A pesar del gran número de autores que Onfray hace desfilar en esta obra excelentemente escrita, sólo nos podemos detener en el hedonista más famoso de todos los tiempos, el célebre Epicuro. Tradicionalmente despreciado como un hombre voluptuoso y apegado a los placeres materiales, se trata de un gran desconocido. Y es que, ante todo, fue un individuo extremadamente frugal que, por otro lado, rompió moldes en su tiempo al dar clase a las mujeres y tratarlas en su academia de la misma forma que a los hombres, lo cual dio pie a que sus enemigos lo difamaran poniendo en circulación un sinfín de rumores.
Epicuro resumió su ideario en lo que se ha dado en llamar el tetrafármakon: "No hay nada que temer de los dioses, ni de la muerte", y "se puede soportar el dolor" y "lograr la felicidad".

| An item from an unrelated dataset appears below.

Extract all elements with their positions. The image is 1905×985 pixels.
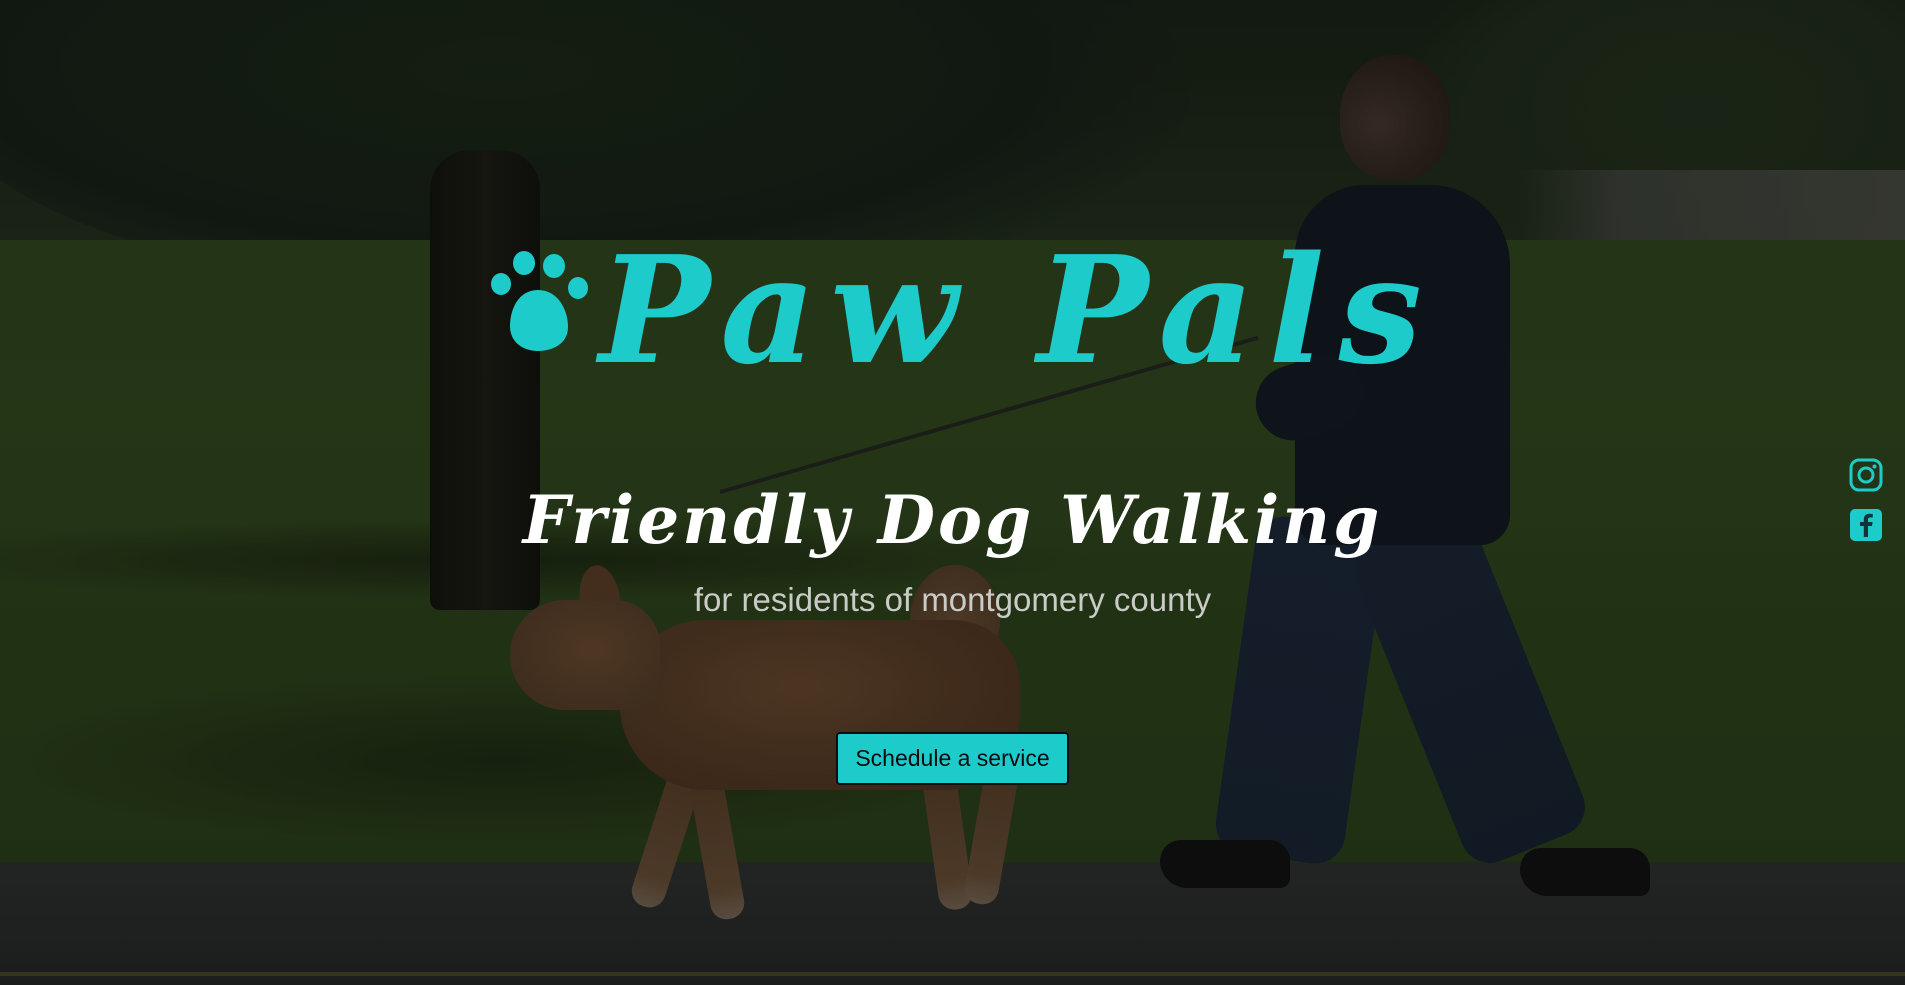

Es de destacar el análisis de Epicuro sobre la muerte. Si, cuando morimos, dejamos de sentir, lo cual implica no padecer sufrimientos ni alegrías, entonces es absurdo temer a la muerte. Luego, en lugar de concentrarnos en lo que pasará cuando nos muramos, lo lógico sería que nos centrásemos en la vida, en la buena vida.
¿Qué es eso de predicar el dolor como forma de vida? ¿Es este mundo un valle de lágrimas? Para Epicuro, como para Onfray, la respuesta es contundente: bajo ningún concepto se puede abrazar el sufrimiento como llave para una vida de placeres. El yihadista que sacrifica su vida por Alá y por las huríes que se le ha prometido disfrutará en la otra vida está muy influido, aunque no lo sepa, por el odio al cuerpo que desató Platón.

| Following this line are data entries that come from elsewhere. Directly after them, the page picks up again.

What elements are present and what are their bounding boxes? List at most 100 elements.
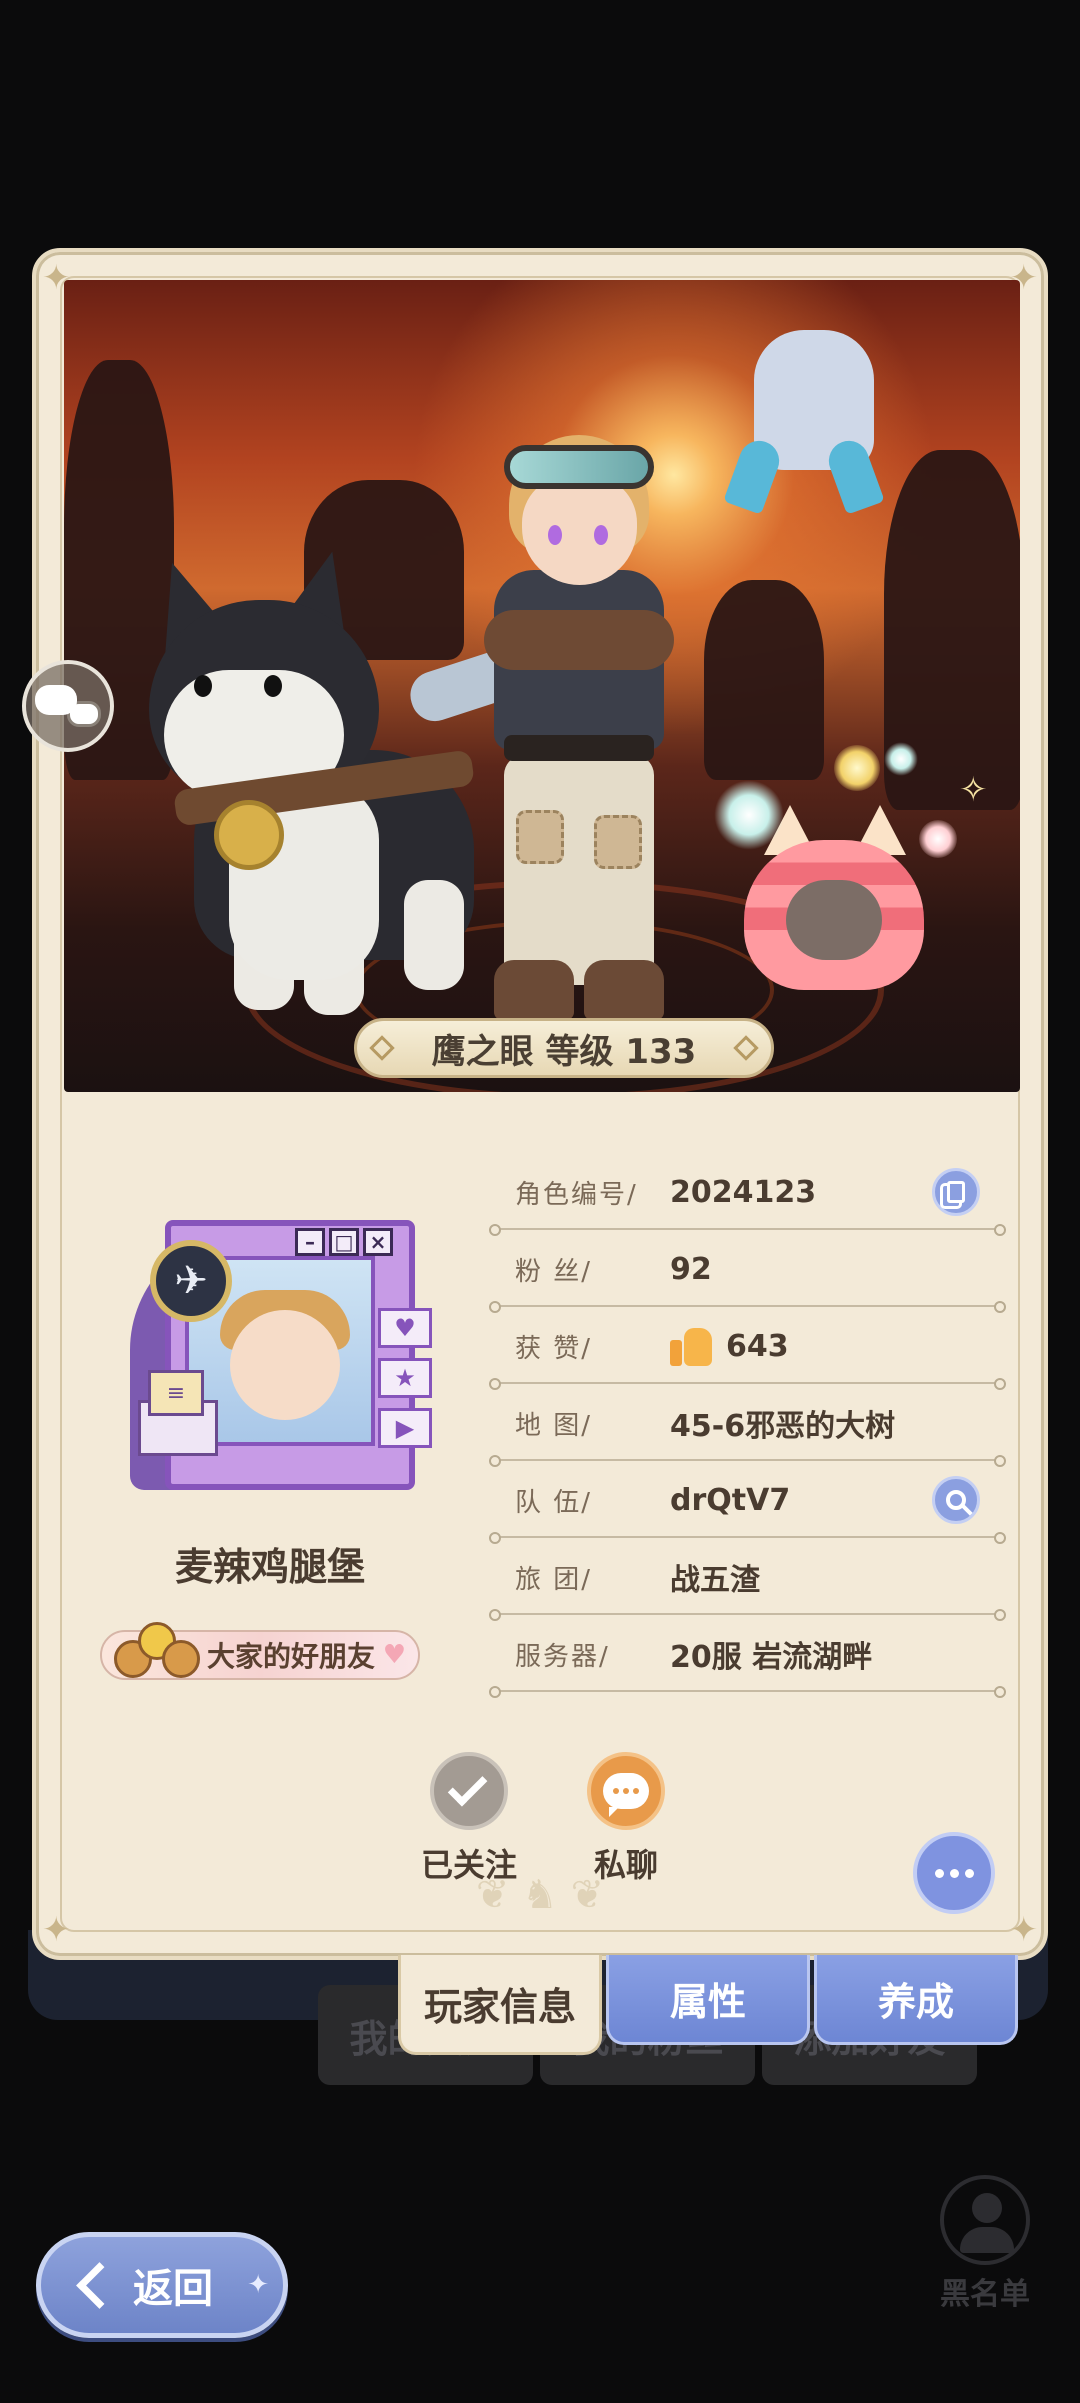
tab-attributes[interactable]: 属性 <box>606 1955 810 2045</box>
divider <box>489 1609 1006 1621</box>
chat-icon <box>603 1773 649 1817</box>
mech-claw <box>823 435 885 515</box>
cat-face <box>786 880 882 960</box>
map-value: 45-6邪恶的大树 <box>670 1409 896 1444</box>
likes-count: 643 <box>726 1328 789 1364</box>
maximize-icon: □ <box>329 1228 359 1256</box>
dot <box>934 1868 944 1878</box>
check-icon-circle <box>430 1752 508 1830</box>
info-row-guild: 旅 团/ 战五渣 <box>489 1539 1006 1621</box>
player-profile-card: ✦ ✦ ✦ ✦ ✧ 鹰之眼 等级 133 <box>32 248 1048 1960</box>
fans-value: 92 <box>670 1251 712 1287</box>
back-arrow-icon <box>71 2263 115 2307</box>
character-eye <box>594 525 608 545</box>
guild-value: 战五渣 <box>670 1563 760 1598</box>
check-icon <box>447 1766 488 1807</box>
title-level-plate: 鹰之眼 等级 133 <box>354 1018 774 1078</box>
follow-button[interactable]: 已关注 <box>409 1752 529 1886</box>
diamond-ornament-icon <box>733 1035 759 1061</box>
character-legs <box>504 755 654 985</box>
info-row-role-id: 角色编号/ 2024123 <box>489 1154 1006 1236</box>
info-row-fans: 粉 丝/ 92 <box>489 1231 1006 1313</box>
info-row-likes: 获 赞/ 643 <box>489 1308 1006 1390</box>
cat-ornament-icon: ❦ ♞ ❦ <box>475 1872 605 1918</box>
minimize-icon: – <box>295 1228 325 1256</box>
divider <box>489 1686 1006 1698</box>
close-icon: × <box>363 1228 393 1256</box>
blacklist-label: 黑名单 <box>940 2277 1030 2312</box>
window-buttons: – □ × <box>295 1228 393 1256</box>
husky-medal <box>214 800 284 870</box>
character-boot <box>584 960 664 1020</box>
rock <box>704 580 824 780</box>
husky-leg <box>404 880 464 990</box>
husky-eye <box>264 675 282 697</box>
tab-player-info[interactable]: 玩家信息 <box>398 1955 602 2055</box>
character-showcase: ✧ <box>64 280 1020 1092</box>
chat-bubble-button[interactable] <box>22 660 114 752</box>
corner-star-icon: ✦ <box>42 1910 71 1950</box>
info-label: 服务器/ <box>515 1641 610 1672</box>
player-name: 麦辣鸡腿堡 <box>174 1545 365 1589</box>
glow-orb <box>714 780 784 850</box>
bear-icon <box>162 1640 200 1678</box>
divider <box>489 1455 1006 1467</box>
glow-orb <box>919 820 957 858</box>
more-options-button[interactable] <box>913 1832 995 1914</box>
blacklist-button[interactable]: 黑名单 <box>930 2175 1040 2312</box>
bears-icon <box>108 1618 200 1682</box>
copy-button[interactable] <box>932 1168 980 1216</box>
search-icon <box>946 1490 966 1510</box>
private-chat-button[interactable]: 私聊 <box>566 1752 686 1886</box>
info-label: 角色编号/ <box>515 1179 638 1210</box>
character-eye <box>548 525 562 545</box>
role-id-value: 2024123 <box>670 1174 817 1210</box>
divider <box>489 1301 1006 1313</box>
info-label: 地 图/ <box>515 1410 593 1441</box>
corner-star-icon: ✦ <box>1009 1910 1039 1950</box>
player-avatar[interactable]: – □ × ♥ ★ ▶ ✈ ≡ <box>110 1220 432 1505</box>
title-level-text: 鹰之眼 等级 133 <box>431 1031 697 1072</box>
info-row-team: 队 伍/ drQtV7 <box>489 1462 1006 1544</box>
sparkle-icon: ✦ <box>247 2270 269 2300</box>
knee-patch <box>516 810 564 864</box>
heart-icon: ♥ <box>378 1308 432 1348</box>
glow-orb <box>834 745 880 791</box>
note-icon: ≡ <box>148 1370 204 1416</box>
info-label: 队 伍/ <box>515 1487 593 1518</box>
heart-icon: ♥ <box>382 1640 406 1670</box>
title-badge[interactable]: 大家的好朋友 ♥ <box>100 1622 420 1680</box>
character-face <box>522 475 637 585</box>
info-row-map: 地 图/ 45-6邪恶的大树 <box>489 1385 1006 1467</box>
dot <box>964 1868 974 1878</box>
info-label: 粉 丝/ <box>515 1256 593 1287</box>
divider <box>489 1378 1006 1390</box>
character-arms <box>484 610 674 670</box>
divider <box>489 1532 1006 1544</box>
info-label: 旅 团/ <box>515 1564 593 1595</box>
diamond-ornament-icon <box>369 1035 395 1061</box>
chat-icon-circle <box>587 1752 665 1830</box>
character-boot <box>494 960 574 1020</box>
search-team-button[interactable] <box>932 1476 980 1524</box>
info-label: 获 赞/ <box>515 1333 593 1364</box>
blacklist-user-icon <box>940 2175 1030 2265</box>
character-belt <box>504 735 654 761</box>
title-badge-text: 大家的好朋友 <box>207 1640 376 1673</box>
team-value: drQtV7 <box>670 1482 791 1518</box>
thumbs-up-icon <box>670 1326 714 1366</box>
play-icon: ▶ <box>378 1408 432 1448</box>
divider <box>489 1224 1006 1236</box>
dot <box>949 1868 959 1878</box>
glow-orb <box>884 742 918 776</box>
info-row-server: 服务器/ 20服 岩流湖畔 <box>489 1616 1006 1698</box>
back-label: 返回 <box>133 2266 213 2312</box>
server-value: 20服 岩流湖畔 <box>670 1640 873 1675</box>
avatar-face <box>230 1310 340 1420</box>
likes-value: 643 <box>670 1326 789 1366</box>
back-button[interactable]: 返回 ✦ <box>36 2232 288 2338</box>
character-goggles <box>504 445 654 489</box>
tab-training[interactable]: 养成 <box>814 1955 1018 2045</box>
knee-patch <box>594 815 642 869</box>
chat-bubble-icon <box>35 685 77 715</box>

Abogar por la liberación de tan pesada carga es el propósito de Onfray en este libro realmente delicioso, que aspira a celebrar la felicidad. Probablemente su excurso histórico no satisfaga a los eruditos de la filosofía, pero sí a cualquiera que busque una filosofía para vivir en este mundo y no en otro universo paralelo, como parece que sucede con ciertas religiones e idearios que predican imposibles normas, que frustran a quienes tratan de cumplirlas.